John Roddick
- Country (sports): United States
- Residence: Orlando, Florida, U.S.
- Born: July 4, 1976 (age 50) Omaha, Nebraska, U.S.
- Height: 6 ft 0 in (1.83 m)
- Plays: Right-handed
- Prize money: US$5,229

Singles
- Career record: 0–1
- Career titles: 0
- Highest ranking: No. 871 (6 October 1997)

Doubles
- Career record: 1–1
- Career titles: 0
- Highest ranking: No. 517 (1 March 1999)

= John Roddick =

American tennis player

John Roddick (born July 4, 1976) is an American former professional tennis player and the current director of tennis and head men's tennis coach at the University of Central Florida.

==Early life==
Roddick was born in Omaha, Nebraska, the son of Blanche (Corell), a school teacher, and Jerry Roddick, a businessman. He is the older brother of tennis star Andy Roddick. He went on to be four time All American at the University of Georgia from 1995 to 1999 and was named UGA Athlete of the Year in 1998. He was a top US junior and was ranked as high as #6 internationally in singles, and #3 internationally in doubles. However a back injury ultimately put a stop to John's professional career and he turned his attentions to coaching.

==Career==
John was a 4 time All-American at the University of Georgia. As a coach, he has worked with top touring pros including Mardy Fish, his brother Andy Roddick, and Olga Govortsova. He was the United States Captain at the '06 and '08 ATP World Team Cup. John was the Assistant Coach for the 2001 NCAA Champion University of Georgia. He also served a stint at Florida State. He also spent time working young touring pros in Austin, Texas.

===Junior highlights===
As one of the nation's top-ranked junior players, John was a member of the '93 and '94 U.S. National Teams. John was a USTA National Junior Champion, and he was ranked as high as #6 in the world in juniors.

==Coaching career==
John coached and traveled with his brother, Andy, on a full-time basis from 2006-2008. The highlight of his tenure included the 2006 U.S. Open Final, 2006 Cincinnati Master Series Title, and the 2008 Dubai Title.
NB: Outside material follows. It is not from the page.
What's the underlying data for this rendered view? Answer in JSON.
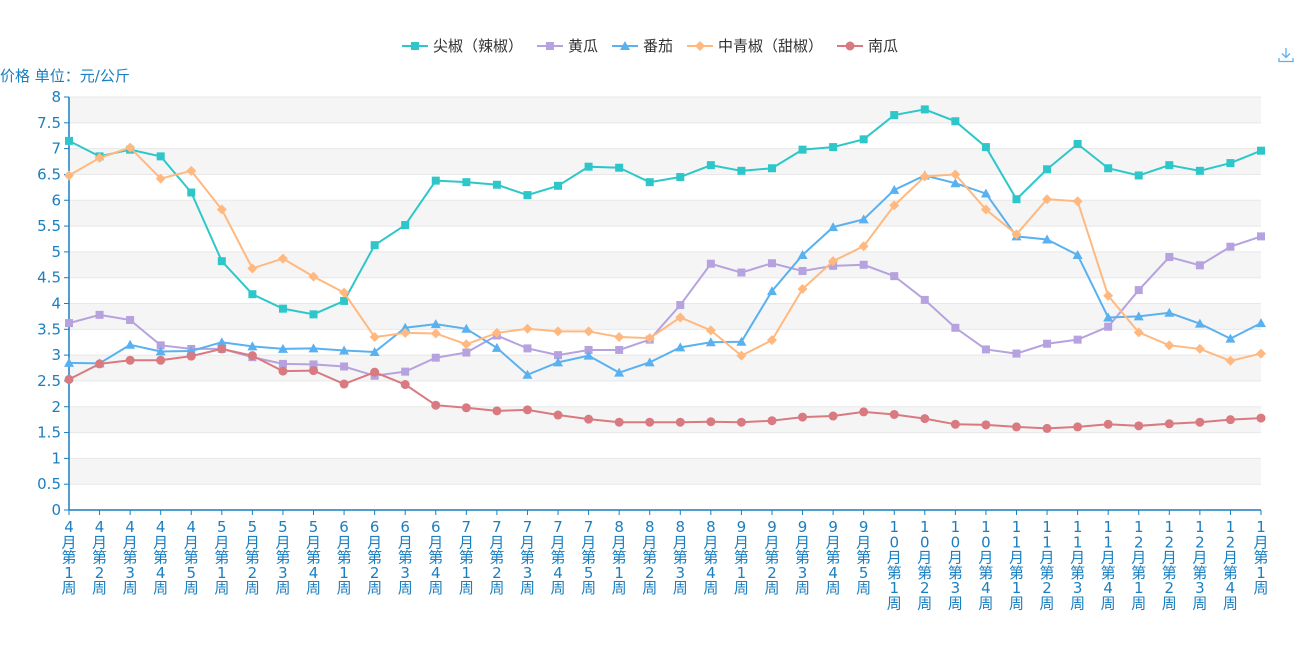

John is currently the Director of Tennis at the University of Central Florida. Prior to being named the head coach of the University of Central Florida, John began his college coaching career at the University of Oklahoma. His first year as head coach at the University of Oklahoma saw the team start at #49 in the national rankings and finish in the Elite Eight of the NCAA tournament. This was one of the biggest turnarounds in NCAA tennis history. The NCAA tournament run included a 4-2 Sweet 16 win over arch-rival University of Texas. In his third year at the helm, Roddick led his Sooners to their first conference title after the Sooners defeated Baylor, 4-3. Roddick's Sooners were crowned back-to-back champions after they won the regular-season and post-season Big 12 Championships in 2013. In 2014, Roddick led the Sooners to their first ever #1 national ranking, their 3rd consecutive Big 12 Championship and a 2nd place finish at the NCAA Championships.

John is the former owner and Director of the Roddick Total Tennis Academy in San Antonio, Texas. Notable players who attended the academy included Olga Govortsova, Uladzimir Ignatik, and Ryan Sweeting. Just before accepting his position at Oklahoma, John sold his interest to Myron Grunberg and Leo Lavalle. The academy remains one of the top developmental academies in the world.